Posted October 12, 2025 by fromqcwithgamedev
Hey everyone, it’s FromQCWithGameDev! In this devlog, I want to talk about what I think is the most important part of starting any new project — whether it’s game development or anything else — and that’s planning.
I’ve learned that I perform way better when I have clear, concrete objectives to work toward. Having a to-do list I can check off each day helps me stay focused and motivated.
In game development, planning means defining your objectives and your end state — knowing exactly what you’re trying to make, how it should play, and what “done” looks like.
For this project, I wanted to be super clear about all of that before jumping into code.
Since I’m already comfortable with Unity, I decided to stick with it. One less thing to worry about.

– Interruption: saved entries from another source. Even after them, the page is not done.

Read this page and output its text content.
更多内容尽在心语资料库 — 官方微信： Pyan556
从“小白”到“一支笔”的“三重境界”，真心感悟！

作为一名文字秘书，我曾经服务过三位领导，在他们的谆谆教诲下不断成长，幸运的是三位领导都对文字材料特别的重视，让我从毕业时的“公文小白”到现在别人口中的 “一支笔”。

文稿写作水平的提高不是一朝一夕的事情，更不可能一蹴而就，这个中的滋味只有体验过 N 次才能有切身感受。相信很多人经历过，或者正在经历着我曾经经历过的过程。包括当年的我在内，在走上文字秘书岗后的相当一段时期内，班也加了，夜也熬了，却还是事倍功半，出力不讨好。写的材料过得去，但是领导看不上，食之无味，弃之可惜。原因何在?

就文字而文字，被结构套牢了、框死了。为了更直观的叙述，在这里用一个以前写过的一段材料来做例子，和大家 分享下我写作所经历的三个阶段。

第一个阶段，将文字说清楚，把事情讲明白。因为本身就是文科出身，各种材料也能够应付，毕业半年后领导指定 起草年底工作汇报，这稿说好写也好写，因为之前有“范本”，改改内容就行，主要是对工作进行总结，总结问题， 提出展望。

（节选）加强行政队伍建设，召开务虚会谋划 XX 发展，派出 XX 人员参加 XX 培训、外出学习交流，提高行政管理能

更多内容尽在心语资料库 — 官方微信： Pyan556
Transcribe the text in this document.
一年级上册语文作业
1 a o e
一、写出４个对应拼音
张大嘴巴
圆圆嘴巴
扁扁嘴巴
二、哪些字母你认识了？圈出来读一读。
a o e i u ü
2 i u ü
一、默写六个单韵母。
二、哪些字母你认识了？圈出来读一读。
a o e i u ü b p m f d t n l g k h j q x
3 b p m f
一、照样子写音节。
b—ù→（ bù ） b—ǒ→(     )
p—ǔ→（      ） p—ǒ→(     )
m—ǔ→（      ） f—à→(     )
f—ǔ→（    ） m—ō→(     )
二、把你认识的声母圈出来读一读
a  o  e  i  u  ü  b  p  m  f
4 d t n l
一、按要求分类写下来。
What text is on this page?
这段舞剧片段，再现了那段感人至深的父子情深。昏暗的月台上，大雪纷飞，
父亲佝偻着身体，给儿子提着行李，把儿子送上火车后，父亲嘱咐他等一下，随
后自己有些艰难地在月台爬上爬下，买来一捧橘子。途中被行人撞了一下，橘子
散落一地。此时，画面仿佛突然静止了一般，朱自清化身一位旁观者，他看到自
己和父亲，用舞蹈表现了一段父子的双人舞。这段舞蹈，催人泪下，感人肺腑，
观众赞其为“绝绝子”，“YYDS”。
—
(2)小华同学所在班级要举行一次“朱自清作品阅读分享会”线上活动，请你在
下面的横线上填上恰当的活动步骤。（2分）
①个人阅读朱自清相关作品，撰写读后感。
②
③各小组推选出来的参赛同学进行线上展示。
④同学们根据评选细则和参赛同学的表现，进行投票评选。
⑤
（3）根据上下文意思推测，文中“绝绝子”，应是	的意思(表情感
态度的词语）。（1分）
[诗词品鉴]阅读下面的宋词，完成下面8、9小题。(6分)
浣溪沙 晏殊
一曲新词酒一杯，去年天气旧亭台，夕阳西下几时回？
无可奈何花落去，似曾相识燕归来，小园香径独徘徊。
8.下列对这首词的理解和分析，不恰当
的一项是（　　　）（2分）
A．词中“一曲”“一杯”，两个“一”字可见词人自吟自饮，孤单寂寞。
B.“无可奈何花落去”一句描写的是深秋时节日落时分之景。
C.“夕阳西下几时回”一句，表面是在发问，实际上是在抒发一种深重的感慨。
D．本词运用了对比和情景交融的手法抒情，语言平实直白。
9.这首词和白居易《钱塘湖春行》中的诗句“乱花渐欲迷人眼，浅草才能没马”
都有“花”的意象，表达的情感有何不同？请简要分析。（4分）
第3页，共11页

For the concept, I drew inspiration from one of my favorite board games, Karak. It’s a tile-based dungeon-crawling board game that already feels like a video game at its core.
My goal was simple:
Recreate the feel and mechanics of Karak
Focus on local couch co-op gameplay
Maybe add online multiplayer someday down the road
Recreating a board game has one big advantage — the rules already exist! That meant I could focus on implementation instead of game design.
Before touching Unity, I jumped into Figma to storyboard and visualize the game flow. It’s a great way to answer two big questions early on:
What happens in the game?
What do I want it to look like?
Because I was targeting desktop (Mac/Windows), I knew I’d be designing for a horizontal layout, not mobile. That made things simpler.
I started gathering UI inspiration online — menus, buttons, and layouts I liked — then began creating my own versions. I built a main menu first just to warm up and get a feel for Unity’s UI tools.
In Karak, each player takes turns and gets four actions per turn. That gave me my first UI requirement:
Clearly show whose turn it is and how many actions remain.
Players move between tiles, exploring as they go. Each new tile reveals something — maybe a room, maybe an enemy, maybe treasure.
That meant I needed a:
Tile placement system (players choose how to place new tiles)
Tile content generator (decides what’s inside each new tile)
Special ability UI for characters who can pick between two tile options
When a player discovers an enemy, they have to fight it. Battles are resolved by rolling dice, with damage boosted by weapons in your inventory.
So I made a battle UI:
A button to roll dice
A results screen explaining the outcome (super helpful for debugging and clarity)
Then I added special abilities — like re-rolling dice, chaining turns, or skipping fights — which required extra buttons and logic in the combat UI.
Once that was in place, I made separate screens for winning and losing battles.
After a fight, enemies drop loot. Players have limited inventory:
2 weapons
3 spells
1 key
If they find a new weapon, they can choose which old one to replace.
Some enemies even let players curse another player when defeated — so I built a small UI for that too.
The final goal of the game is to defeat the Red Dragon, so I added an end-game screen that triggers when that happens.
With all that, I circled back to smaller gameplay details:
UI for opening treasures, picking up spells or weapons
Target selection for spell casting
Handling cases like finding treasure without a key
By this point, I had a full map of what my game’s systems and UI needed to look like — from menus to movement to combat.
Next up? Designing class diagrams and state machines to bring all those pieces to life in code.
Planning might not be the most glamorous part of game dev, but it’s absolutely essential. Having a clear idea of what I wanted to make — and how each piece fit together — made every next step more manageable.
Even though my UI was rough and simple, this process gave me direction and confidence to start building for real.